Saltar al contenido principal

Generating drafts

Introduction

SIL International’s Natural Language Processing team has developed a tool that can assist in Bible translation by creating a rough first draft for translators to edit and refine. As of January 1st, 2024, this tool is now available for use within Scripture Forge, a scripture editing platform that is closely integrated with Paratext.

All of the drafts that are created contain errors that need to be corrected by the translation team. For some projects, the quality will be too low to be useful. However, extensive field testing has shown that a significant number of teams find the drafts to be very helpful in their work, and of sufficient quality to use as a starting point for the team to edit.
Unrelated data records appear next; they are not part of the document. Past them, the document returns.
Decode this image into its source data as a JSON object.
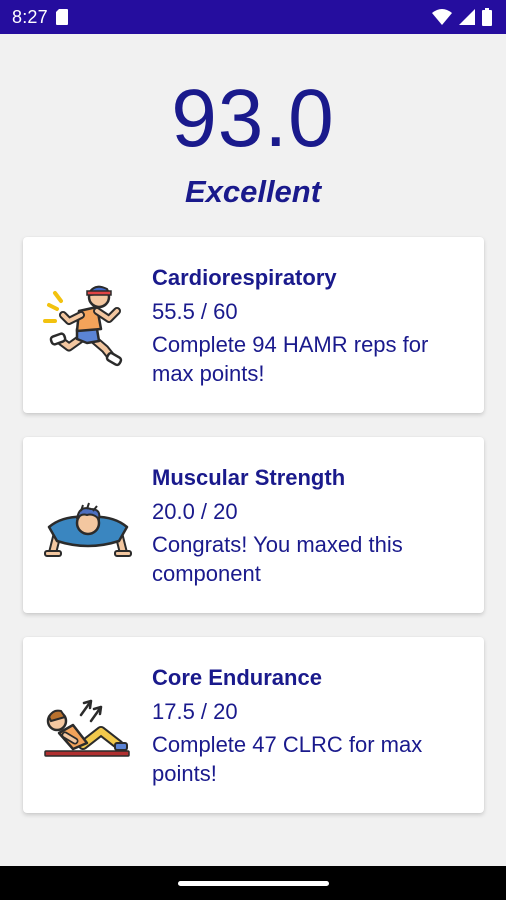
{
  "status_bar": {
    "time": "8:27",
    "icons": [
      "sim-card-icon",
      "wifi-icon",
      "cell-signal-icon",
      "battery-icon"
    ]
  },
  "summary": {
    "score": "93.0",
    "rating": "Excellent"
  },
  "components": [
    {
      "title": "Cardiorespiratory",
      "score": "55.5 / 60",
      "tip": "Complete 94 HAMR reps for max points!",
      "icon": "runner-icon"
    },
    {
      "title": "Muscular Strength",
      "score": "20.0 / 20",
      "tip": "Congrats! You maxed this component",
      "icon": "pushup-icon"
    },
    {
      "title": "Core Endurance",
      "score": "17.5 / 20",
      "tip": "Complete 47 CLRC for max points!",
      "icon": "curl-up-icon"
    }
  ],
  "colors": {
    "status_bar": "#250d9e",
    "text_primary": "#1a1a8c",
    "background": "#f1f1f1",
    "card": "#ffffff"
  }
}
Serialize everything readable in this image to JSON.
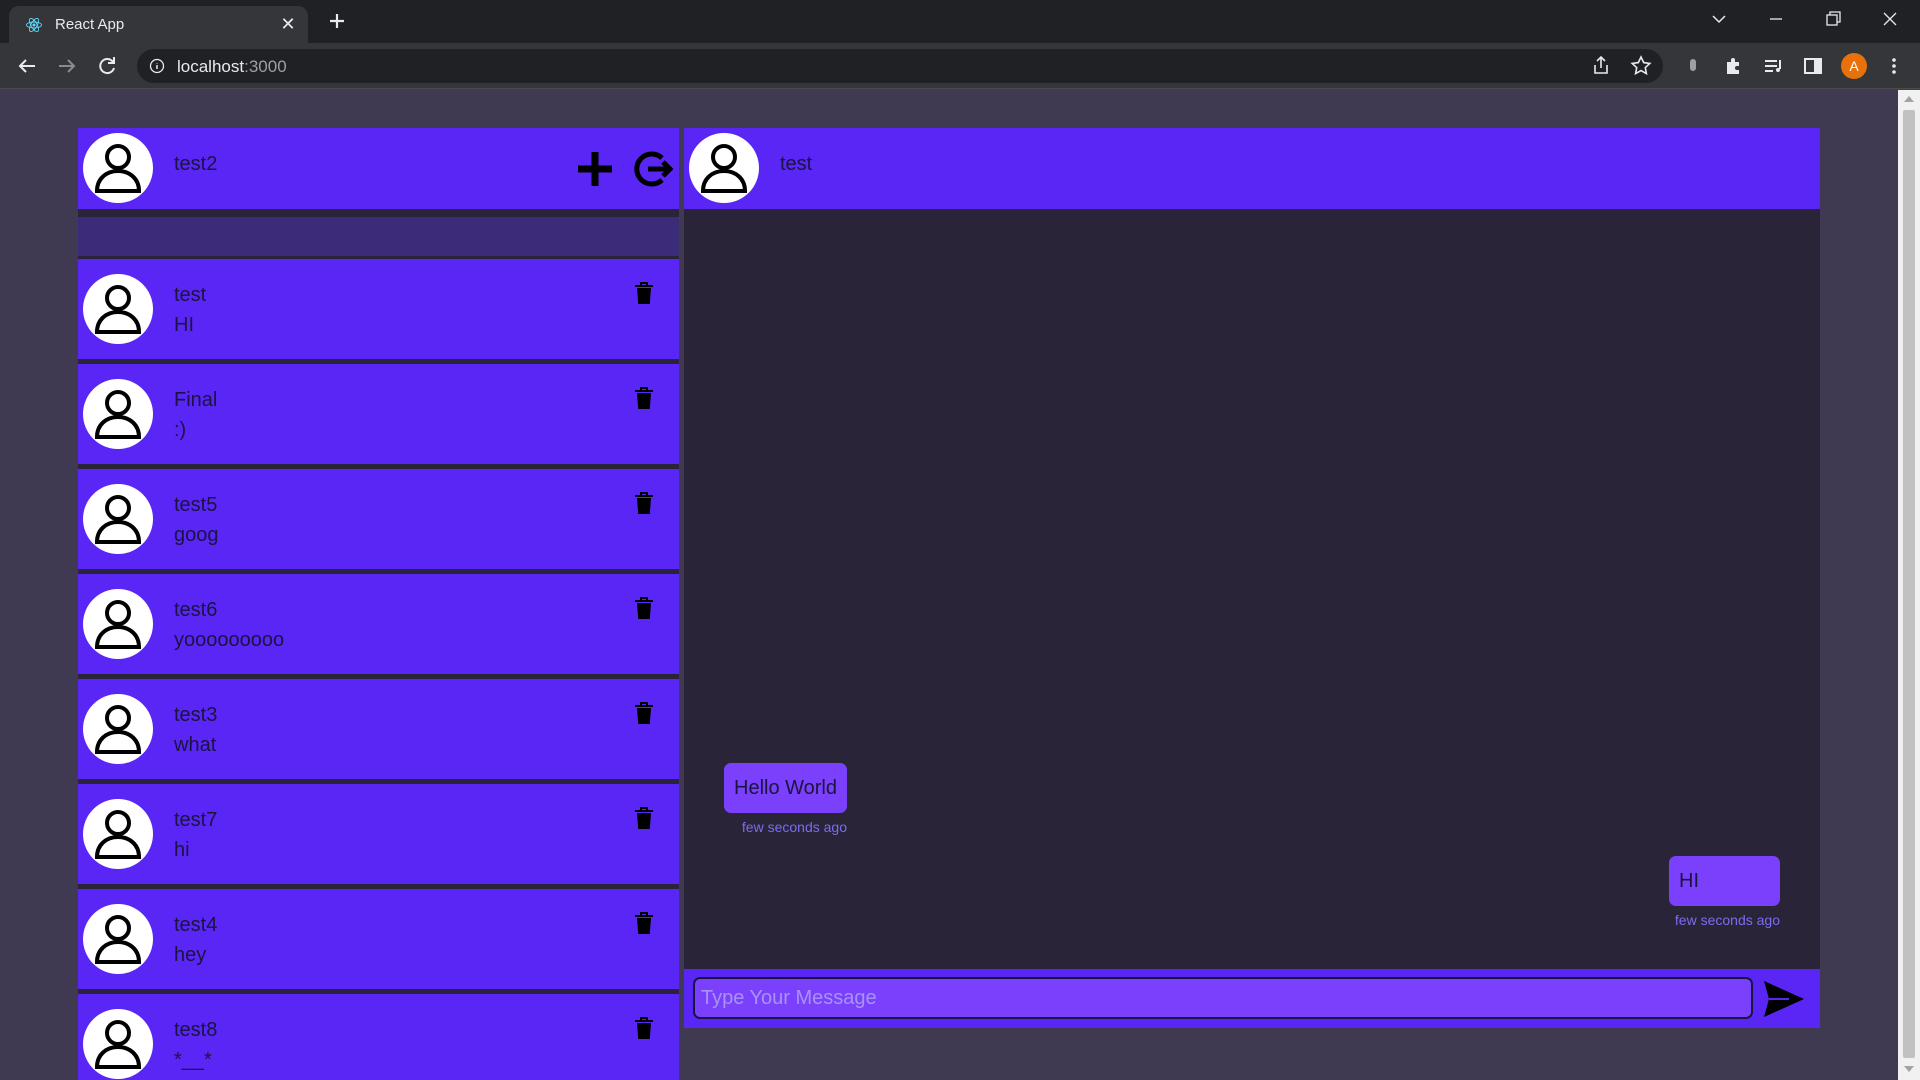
{
  "browser": {
    "tab_title": "React App",
    "tab_close": "✕",
    "url_host": "localhost",
    "url_port": ":3000",
    "profile_initial": "A"
  },
  "sidebar": {
    "current_user": "test2",
    "contacts": [
      {
        "name": "test",
        "last_message": "HI"
      },
      {
        "name": "Final",
        "last_message": ":)"
      },
      {
        "name": "test5",
        "last_message": "goog"
      },
      {
        "name": "test6",
        "last_message": "yooooooooo"
      },
      {
        "name": "test3",
        "last_message": "what"
      },
      {
        "name": "test7",
        "last_message": "hi"
      },
      {
        "name": "test4",
        "last_message": "hey"
      },
      {
        "name": "test8",
        "last_message": "*__*"
      }
    ]
  },
  "chat": {
    "partner_name": "test",
    "messages": [
      {
        "text": "Hello World",
        "time": "few seconds ago",
        "direction": "incoming"
      },
      {
        "text": "HI",
        "time": "few seconds ago",
        "direction": "outgoing"
      }
    ],
    "input_placeholder": "Type Your Message"
  },
  "colors": {
    "accent": "#5a26f6",
    "bubble": "#7b40fb",
    "background": "#2a2438",
    "page": "#3f3a51"
  },
  "icons": {
    "add": "plus-icon",
    "logout": "logout-icon",
    "delete": "trash-icon",
    "send": "send-icon",
    "avatar": "user-icon"
  }
}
Ultimately, the measure of success for the drafts is in their usefulness as a tool to assist the translation team in their work, not their ability to stand alone as a finished product.

How it works

In order to use the tool effectively, it’s important to understand how it works. The drafts are created using a two-step process:

  1. Learn the language.
  2. Translate the text.

The most important step is the first one, the learning of the language. The quality of the draft that is created depends almost entirely on how well this step goes.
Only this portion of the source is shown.